Geduld entwickeln

Leichter gesagt als getan: Geduld entwickeln ist eine Kunst und in unserer Zeit mit allen Möglichkeiten und Anforderungen nicht leicht zu erlangen. Zum Beispiel mit dem Buch „Von Null auf Omm“ von Jonas Leve und Manuel Ronnefeldt, Erfinder der 7Mind-App.

Ungeduld macht unglücklich

Die Medien und agile Arbeitswelten fordern unsere ständige Aufmerksamkeit. Wünsche und Bedürfnisse können übers Internet fast sofort befriedigt werden. Schöne, neue Welt. Wie soll man da seine Frustrationstoleranz schulen und Geduld entwickeln? Die Zukunft geht noch einen Schritt weiter: Mit der Same-Day-Delivery und einer Internetwährung wird es noch leichter, gedankenlos alles und sofort zu kaufen: Martin Sutter in „Die Zeit“ dazu: „Wir haben festgestellt, dass ungeduldige Menschen zum Beispiel schneller ihr Geld ausgeben, sie machen mehr Schulden und können mit höherer Wahrscheinlichkeit ihre Schulden nicht zurückzahlen. Alles nur deshalb, weil sie dem Impuls schlecht widerstehen können, etwas sehr schnell haben zu wollen.“ Konsum ist heute zum Inhalt des Lebens selbst geworden. Weniger ist mehr verstehen die wenigsten Menschen und dass Gier mal eine Todsünde war ebensowenig.

Geduld entwickeln

Geduld ist eine wichtige Tugend, die kultiviert werden muss. Vorfreude ist doch eine schöne Sache. Und genauso abzuwarten, wie sich Dinge von selbst entwickeln. Anstatt mir alles selbst zu kaufen, freue ich mich riesig, wenn mir jemand etwas schenkt. Wünsche sind so banal geworden, weil sie sofort befriedigt werden. Ein Sehnen und Hoffen auf etwas kennt kaum noch jemand. Und untereinander ist Langmut eine Erweiterung der Geduld. Im Straßenverkehr rasten alle immer sofort aus. Wüste Beschimpfungen einerseits, Behinderung von Hilfskräften durch egoistisches Verhalten andererseits.Alles wilder Aktionismus. Für was denn, bitteschön?

Warten können

 „Ist man in kleinen Dingen nicht geduldig, bringt man die großen Vorhaben zum Scheitern.“ (Konfuzius)

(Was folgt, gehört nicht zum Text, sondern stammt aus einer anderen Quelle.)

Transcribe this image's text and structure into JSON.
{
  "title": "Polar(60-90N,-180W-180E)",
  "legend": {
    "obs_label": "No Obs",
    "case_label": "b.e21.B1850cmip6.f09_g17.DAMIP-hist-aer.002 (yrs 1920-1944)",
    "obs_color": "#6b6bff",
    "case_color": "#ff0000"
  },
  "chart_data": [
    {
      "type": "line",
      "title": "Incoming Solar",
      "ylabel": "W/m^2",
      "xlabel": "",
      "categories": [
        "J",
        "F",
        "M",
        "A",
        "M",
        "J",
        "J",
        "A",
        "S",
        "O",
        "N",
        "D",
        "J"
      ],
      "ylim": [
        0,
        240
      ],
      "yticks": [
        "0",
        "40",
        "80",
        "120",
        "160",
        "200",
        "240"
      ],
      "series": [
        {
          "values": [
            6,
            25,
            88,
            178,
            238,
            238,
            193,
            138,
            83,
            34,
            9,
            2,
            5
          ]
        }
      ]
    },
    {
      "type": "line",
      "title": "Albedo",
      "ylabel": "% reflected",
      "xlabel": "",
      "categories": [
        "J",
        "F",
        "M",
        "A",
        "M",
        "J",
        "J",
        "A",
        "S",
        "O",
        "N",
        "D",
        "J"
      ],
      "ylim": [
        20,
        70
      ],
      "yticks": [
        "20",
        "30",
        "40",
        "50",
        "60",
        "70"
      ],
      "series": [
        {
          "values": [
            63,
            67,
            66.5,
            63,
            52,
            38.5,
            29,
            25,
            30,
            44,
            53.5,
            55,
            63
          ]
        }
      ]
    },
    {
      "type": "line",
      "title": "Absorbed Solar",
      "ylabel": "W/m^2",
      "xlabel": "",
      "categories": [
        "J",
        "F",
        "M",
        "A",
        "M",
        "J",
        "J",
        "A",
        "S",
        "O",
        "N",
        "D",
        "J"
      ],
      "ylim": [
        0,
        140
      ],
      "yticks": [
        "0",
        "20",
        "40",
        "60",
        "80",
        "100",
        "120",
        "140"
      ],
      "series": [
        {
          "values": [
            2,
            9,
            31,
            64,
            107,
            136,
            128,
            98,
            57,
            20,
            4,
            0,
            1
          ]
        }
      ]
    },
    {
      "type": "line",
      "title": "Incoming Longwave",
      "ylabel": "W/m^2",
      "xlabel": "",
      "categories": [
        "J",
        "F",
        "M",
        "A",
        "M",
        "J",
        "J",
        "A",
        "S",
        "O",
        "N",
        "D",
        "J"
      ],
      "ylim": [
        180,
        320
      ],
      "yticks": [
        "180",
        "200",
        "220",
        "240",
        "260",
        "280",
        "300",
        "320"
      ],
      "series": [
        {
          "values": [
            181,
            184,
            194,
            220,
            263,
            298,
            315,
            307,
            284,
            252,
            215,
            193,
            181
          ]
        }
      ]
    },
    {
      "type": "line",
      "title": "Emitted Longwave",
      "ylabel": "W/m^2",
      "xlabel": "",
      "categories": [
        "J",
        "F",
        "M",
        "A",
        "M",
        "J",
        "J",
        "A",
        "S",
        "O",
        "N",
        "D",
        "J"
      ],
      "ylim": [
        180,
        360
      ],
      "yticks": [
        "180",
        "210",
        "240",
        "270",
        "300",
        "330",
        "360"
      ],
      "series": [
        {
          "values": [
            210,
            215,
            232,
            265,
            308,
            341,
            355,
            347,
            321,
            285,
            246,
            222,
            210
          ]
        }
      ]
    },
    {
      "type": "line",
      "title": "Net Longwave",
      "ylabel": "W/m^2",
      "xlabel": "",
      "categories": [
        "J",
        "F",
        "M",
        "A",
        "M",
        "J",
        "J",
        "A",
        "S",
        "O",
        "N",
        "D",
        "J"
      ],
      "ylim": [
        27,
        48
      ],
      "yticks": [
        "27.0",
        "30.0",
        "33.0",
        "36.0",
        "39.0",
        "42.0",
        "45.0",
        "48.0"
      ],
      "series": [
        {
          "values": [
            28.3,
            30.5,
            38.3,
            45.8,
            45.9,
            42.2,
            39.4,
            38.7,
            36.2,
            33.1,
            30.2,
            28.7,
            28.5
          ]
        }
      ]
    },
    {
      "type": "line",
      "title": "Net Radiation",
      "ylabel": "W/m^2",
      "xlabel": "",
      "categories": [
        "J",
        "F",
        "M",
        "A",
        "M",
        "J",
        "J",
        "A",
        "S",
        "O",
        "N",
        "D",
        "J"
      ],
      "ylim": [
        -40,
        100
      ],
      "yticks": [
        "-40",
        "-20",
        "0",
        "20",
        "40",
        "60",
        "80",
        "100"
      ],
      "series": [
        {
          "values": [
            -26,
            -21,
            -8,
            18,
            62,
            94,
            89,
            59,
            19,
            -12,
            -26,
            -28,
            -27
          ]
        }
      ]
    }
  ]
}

Geduld steht ebenso für Ausdauer und Zielstrebigkeit, Disziplin und Fleiß, Selbstbeherrschung und Entschlossenheit. Alles wichtige Eigenschaften, die man auch benötigt, um zu den Früchten des Yoga zu gelangen. Auch und gerade wenn etwas schwieriger wird, sind Geduld, Ausdauer und Disziplin der Schlüssel zum Erfolg. Und erfolgreich möchten wir doch alle sein, oder? Heute muss kein Kind mehr Geduld lernen, da ihnen die Eltern alles sofort zur Verfügung stellen. Meist ohne Bedingungen. Wie sollen künftige Generationen verantwortliches Handeln erlernen? Das fragt sich auch Michael Winterhoff in seinem Buch „Mythos Überforderung“.

Gut Ding will Weile haben

„Patience is a key element of success“ (Bill Gates)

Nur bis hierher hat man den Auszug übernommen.